Transport ‘incentives’

Published August 19, 2015

‘INCENTIVES’ are hardly the way to solve Karachi’s transport problem: burgeoning, endemic, forgotten, bungled — many negative adjectives are applicable here. One brazen example need be noted: earlier this month, the authorities set out to solve the traffic problem and ended by aggravating the transport crisis. On Aug 4, the police announced a new traffic plan, providing for an up to two-year jail term for a variety of offences, including allowing passengers to ride on the rooftops of buses. More than a fortnight has passed, but traffic violations continue as before. And since the Sindh High Court’s ban on Qingqis has added to the commuters’ misery, the transport problem has gone from bad to worse. Now comes the news that the Karachi traffic police have asked the Sindh government for “incentives” to help ease the people’s travel miseries. The incentives demanded included soft loans for transporters and the status of an industry for transport. There is every expectation that the Sindh government will take years to study those proposals, but even if it does agree, that will hardly make a dent in the problem.

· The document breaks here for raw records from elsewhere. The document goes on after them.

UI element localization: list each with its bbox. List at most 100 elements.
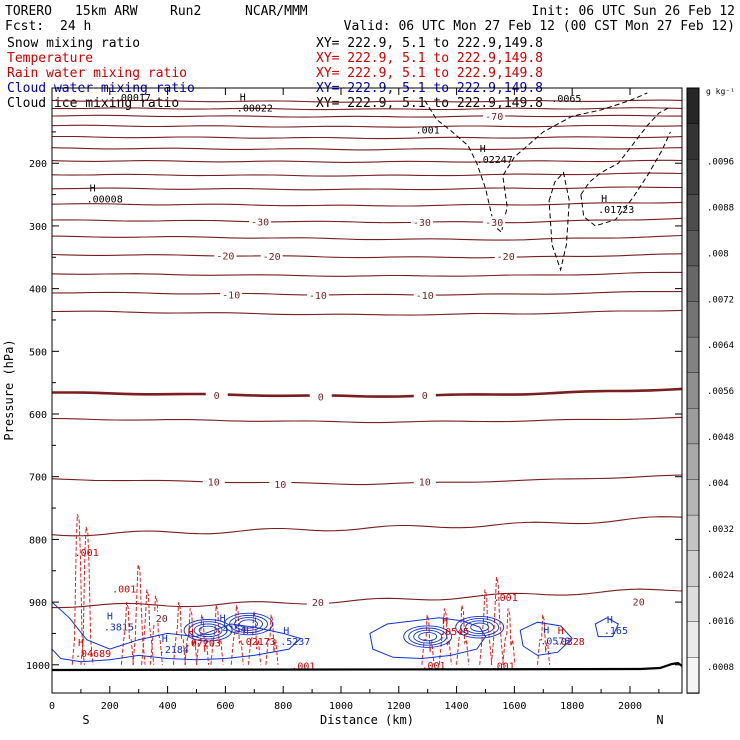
colorbar-tick-label: .0008 — [707, 663, 734, 673]
x-tick-label: 200 — [101, 701, 119, 712]
cloud-water-ring — [465, 620, 495, 635]
legend-temperature: Temperature — [7, 51, 93, 66]
label-bg — [494, 250, 517, 262]
terrain-surface — [51, 661, 683, 672]
rain-contour — [421, 614, 435, 665]
header-fcst-label: Fcst: — [5, 19, 44, 34]
cloud-water-ring — [198, 625, 218, 635]
isotherm-label: 10 — [419, 478, 431, 489]
y-tick-label: 500 — [29, 347, 47, 358]
snow-contour-label: .0065 — [551, 94, 581, 105]
isotherm-label: -20 — [263, 252, 281, 263]
isotherm--50 — [51, 159, 683, 163]
isotherm-label: -10 — [222, 290, 240, 301]
colorbar-swatch — [686, 158, 700, 196]
cloud-water-ring — [455, 615, 505, 639]
rain-contour — [120, 601, 134, 665]
y-tick-label: 700 — [29, 473, 47, 484]
isotherm-label: 0 — [422, 391, 428, 402]
temperature-contours — [51, 99, 683, 609]
legend-rain: Rain water mixing ratio — [7, 66, 187, 81]
isotherm--20 — [51, 253, 683, 259]
label-bg — [202, 475, 225, 487]
isotherm-5 — [51, 416, 683, 424]
isotherm-0 — [52, 387, 683, 398]
isotherm-label: -20 — [497, 252, 515, 263]
rain-contour — [80, 526, 94, 665]
colorbar-swatch — [686, 550, 700, 587]
direction-start: S — [82, 713, 89, 727]
label-bg — [483, 216, 506, 228]
snow-max-value: .01723 — [598, 205, 634, 216]
cloud-water-ring — [224, 612, 273, 636]
cloud-water-contour — [369, 617, 487, 660]
header-resolution: 15km ARW — [75, 4, 138, 19]
snow-max-value: .00022 — [237, 104, 273, 115]
rain-contour-label: .001 — [494, 593, 518, 604]
cloud-water-max-marker: H — [607, 615, 613, 626]
isotherm--60 — [52, 135, 683, 140]
colorbar-tick-label: .008 — [707, 249, 729, 259]
rain-contour — [184, 608, 198, 665]
label-bg — [483, 110, 506, 122]
label-bg — [306, 596, 329, 608]
cloud-water-ring — [418, 631, 438, 642]
colorbar-frame — [686, 87, 700, 694]
isotherm--70 — [51, 114, 682, 118]
isotherm-label: 20 — [312, 598, 324, 609]
rain-max-value: .04689 — [75, 649, 111, 660]
snow-max-marker: H — [601, 194, 607, 205]
label-bg — [220, 288, 243, 300]
label-bg — [309, 390, 332, 402]
x-tick-label: 0 — [49, 701, 55, 712]
isotherm-label: 10 — [208, 478, 220, 489]
rain-contour — [196, 614, 210, 665]
rain-contour — [438, 608, 452, 665]
colorbar-swatch — [686, 230, 700, 267]
cloud-water-max-value: .5237 — [280, 637, 310, 648]
rain-contour — [141, 589, 155, 665]
y-axis-label: Pressure (hPa) — [2, 339, 16, 440]
label-bg — [269, 478, 292, 490]
rain-contours — [71, 514, 551, 665]
rain-contour — [456, 605, 470, 665]
colorbar-swatch — [686, 586, 700, 623]
snow-max-value: .02247 — [477, 155, 513, 166]
legend-snow-xy: XY= 222.9, 5.1 to 222.9,149.8 — [316, 36, 543, 51]
cloud-water-contour — [519, 621, 573, 656]
legend-snow: Snow mixing ratio — [7, 36, 140, 51]
colorbar-tick-label: .004 — [707, 479, 729, 489]
label-bg — [306, 288, 329, 300]
x-tick-label: 2000 — [618, 701, 642, 712]
x-tick-label: 400 — [159, 701, 177, 712]
colorbar-swatch — [686, 514, 700, 552]
colorbar-swatch — [686, 372, 700, 410]
isotherm--40 — [51, 186, 683, 191]
rain-contour — [248, 611, 262, 665]
colorbar-tick-label: .0024 — [707, 571, 734, 581]
rain-contour — [71, 514, 85, 665]
colorbar-tick-label: .0072 — [707, 295, 734, 305]
header-fcst-value: 24 h — [60, 19, 91, 34]
rain-contour-label: .001 — [75, 548, 99, 559]
isotherm-label: -30 — [251, 218, 269, 229]
colorbar-swatch — [686, 479, 700, 516]
header-valid: Valid: 06 UTC Mon 27 Feb 12 (00 CST Mon … — [344, 19, 735, 34]
legend-cloud-ice: Cloud ice mixing ratio — [7, 96, 179, 111]
cloud-water-ring — [408, 627, 448, 646]
colorbar-swatch — [686, 657, 700, 694]
cloud-water-max-value: .165 — [604, 626, 628, 637]
cloud-water-ring — [413, 629, 443, 644]
x-tick-label: 600 — [216, 701, 234, 712]
rain-contour — [490, 576, 504, 665]
rain-contour — [149, 595, 163, 665]
colorbar-tick-label: .0056 — [707, 387, 734, 397]
colorbar-tick-label: .0048 — [707, 433, 734, 443]
x-tick-label: 1800 — [560, 701, 584, 712]
rain-max-marker: H — [442, 616, 448, 627]
rain-contour — [479, 589, 493, 665]
legend-temperature-xy: XY= 222.9, 5.1 to 222.9,149.8 — [316, 51, 543, 66]
header: TORERO 15km ARW Run2 NCAR/MMM Init: 06 U… — [5, 4, 735, 34]
snow-max-marker: H — [90, 183, 96, 194]
colorbar-unit: g kg⁻¹ — [706, 87, 735, 96]
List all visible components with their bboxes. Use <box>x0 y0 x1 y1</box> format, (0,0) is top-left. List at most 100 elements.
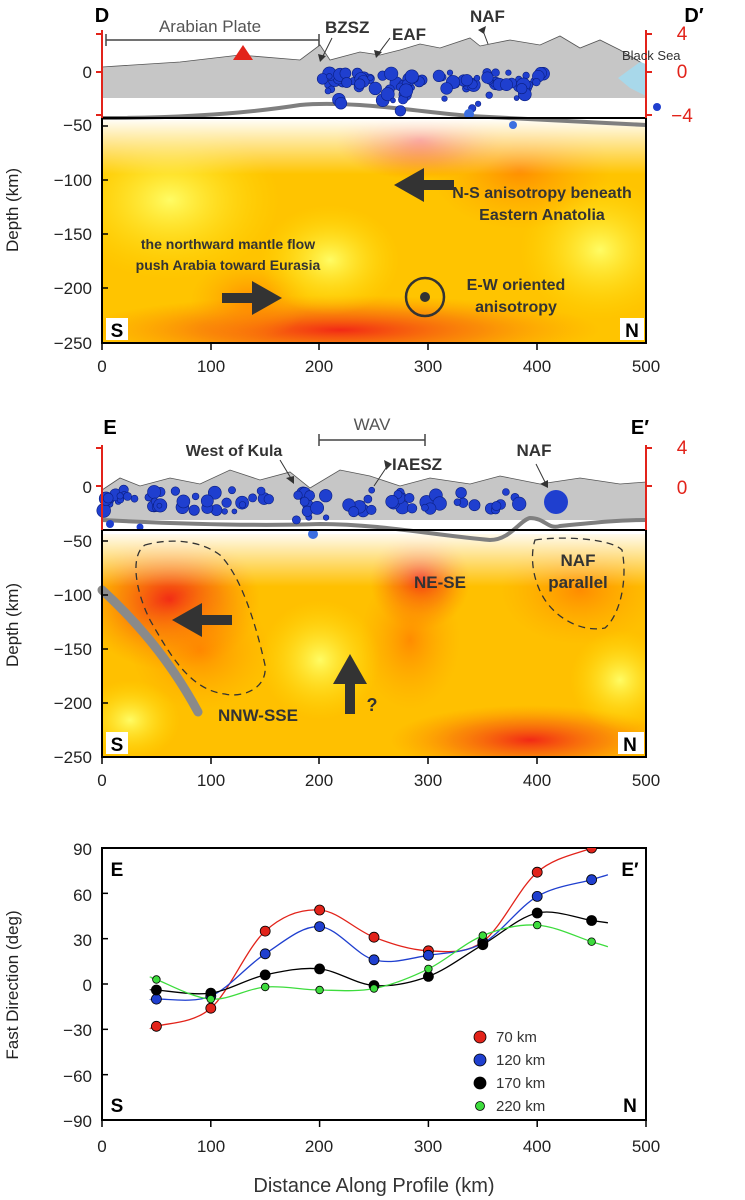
legend-label: 170 km <box>496 1075 545 1092</box>
data-point <box>477 939 489 951</box>
earthquake-dot <box>238 501 247 509</box>
xtick-500: 500 <box>632 357 660 376</box>
data-point <box>533 920 542 930</box>
earthquake-dot <box>363 494 373 504</box>
naf-parallel-region <box>531 537 625 630</box>
data-point <box>206 994 215 1004</box>
panel3-title-right: E′ <box>621 860 639 881</box>
panel3-title-left: E <box>111 860 124 881</box>
arrow-right-icon <box>222 281 282 315</box>
earthquake-dot <box>293 490 303 500</box>
panel-2: 4 0 0 −50 −100 −150 −200 −250 0 100 200 … <box>3 415 688 790</box>
ew-anisotropy-line2: anisotropy <box>475 299 557 316</box>
earthquake-dot <box>348 506 360 518</box>
earthquake-dot <box>221 508 228 515</box>
panel1-moho <box>101 101 647 127</box>
earthquake-dot <box>263 494 274 505</box>
naf-label-1: NAF <box>470 7 505 26</box>
earthquake-dot <box>473 74 481 82</box>
elev2-tick-4: 4 <box>677 438 688 459</box>
data-point <box>368 954 380 966</box>
naf-parallel-line1: NAF <box>561 551 596 570</box>
arrow-left-icon <box>394 168 454 202</box>
panel2-ylabel: Depth (km) <box>3 583 22 667</box>
panel2-moho <box>101 515 647 543</box>
earthquake-dot <box>446 69 454 76</box>
earthquake-dot <box>221 497 232 508</box>
legend-marker <box>473 1076 487 1090</box>
p2-xtick-500: 500 <box>632 771 660 790</box>
p3-xtick-100: 100 <box>197 1137 225 1156</box>
data-point <box>369 984 379 993</box>
earthquake-dot <box>384 66 399 81</box>
data-point <box>261 982 270 992</box>
data-point <box>314 904 326 916</box>
ytick-250: −250 <box>54 334 92 353</box>
earthquake-dot <box>170 486 180 496</box>
p3-ytick-neg90: −90 <box>63 1112 92 1131</box>
nnw-sse-region <box>135 540 266 696</box>
earthquake-dot <box>231 508 238 515</box>
ns-anisotropy-line2: Eastern Anatolia <box>479 207 605 224</box>
earthquake-dot <box>291 515 301 525</box>
nese-label: NE-SE <box>414 573 466 592</box>
data-point <box>422 949 434 961</box>
earthquake-dot <box>96 503 111 518</box>
earthquake-dot <box>440 82 453 95</box>
mantle-flow-line2: push Arabia toward Eurasia <box>136 257 321 273</box>
data-point <box>150 993 162 1005</box>
earthquake-dot <box>516 83 528 95</box>
nnw-sse-label: NNW-SSE <box>218 706 298 725</box>
earthquake-dot <box>188 504 200 516</box>
ytick-150: −150 <box>54 225 92 244</box>
data-point <box>586 915 597 926</box>
out-of-plane-icon <box>404 276 446 318</box>
panel1-heatmap <box>102 118 646 343</box>
earthquake-dot <box>491 68 500 77</box>
data-point <box>424 964 433 974</box>
p3-ytick-90: 90 <box>73 840 92 859</box>
earthquake-dot <box>464 109 474 119</box>
earthquake-dot <box>354 78 366 90</box>
earthquake-dot <box>130 494 139 503</box>
earthquake-dot <box>502 488 510 496</box>
legend-label: 220 km <box>496 1098 545 1115</box>
earthquake-dot <box>453 498 462 506</box>
earthquake-dot <box>366 504 377 515</box>
earthquake-dot <box>136 523 144 531</box>
earthquake-dot <box>500 78 513 91</box>
earthquake-dot <box>200 494 214 508</box>
panel1-title-right: D′ <box>684 5 703 27</box>
earthquake-dot <box>323 514 330 521</box>
data-point <box>150 1020 162 1032</box>
legend-marker <box>473 1030 487 1044</box>
p3-ytick-30: 30 <box>73 931 92 950</box>
earthquake-dot <box>191 492 200 501</box>
earthquake-dot <box>326 73 333 80</box>
p3-xtick-300: 300 <box>414 1137 442 1156</box>
legend-label: 70 km <box>496 1029 537 1046</box>
earthquake-dot <box>532 77 541 87</box>
earthquake-dot <box>368 486 376 494</box>
black-sea <box>618 62 646 96</box>
earthquake-dot <box>544 490 568 514</box>
xtick-0: 0 <box>97 357 106 376</box>
west-kula-label: West of Kula <box>186 443 283 460</box>
ytick-50: −50 <box>63 116 92 135</box>
data-point <box>205 1002 217 1014</box>
xtick-400: 400 <box>523 357 551 376</box>
p2-ytick-50: −50 <box>63 532 92 551</box>
panel2-heatmap <box>102 530 646 757</box>
earthquake-dot <box>468 499 481 512</box>
naf-parallel-line2: parallel <box>548 573 608 592</box>
arabian-plate-label: Arabian Plate <box>159 17 261 36</box>
p3-xtick-0: 0 <box>97 1137 106 1156</box>
p3-ytick-0: 0 <box>83 976 92 995</box>
data-point <box>152 975 161 984</box>
panel1-title-left: D <box>95 5 109 27</box>
earthquake-dot <box>324 87 332 95</box>
earthquake-dot <box>123 491 132 501</box>
panel2-title-left: E <box>103 417 116 439</box>
panel1-label-s: S <box>111 321 124 342</box>
earthquake-dot <box>399 83 414 98</box>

Only a modern mass transit system can solve Karachi’s transport problem — no amount of incentives or efforts to shy away from this reality will help. A mass transit system was first mooted by the PPP government in 1971, but since then no federal or provincial government could marshal the political will to turn it into reality. Over the decades, many schemes have been considered, vetted and approved, but the projects have remained on paper. Years ago, the Japanese fine-tuned the circular railway project, pledging money and technology; all they wanted was for the encroachments to be removed. The Sindh government failed to do this. Such are the dimensions of Karachi’s transport problem that only single-minded devotion to the idea and a firm commitment to long-term benefits can present a durable solution to the problem. The dream of a mass transit system for Karachi must one day come true.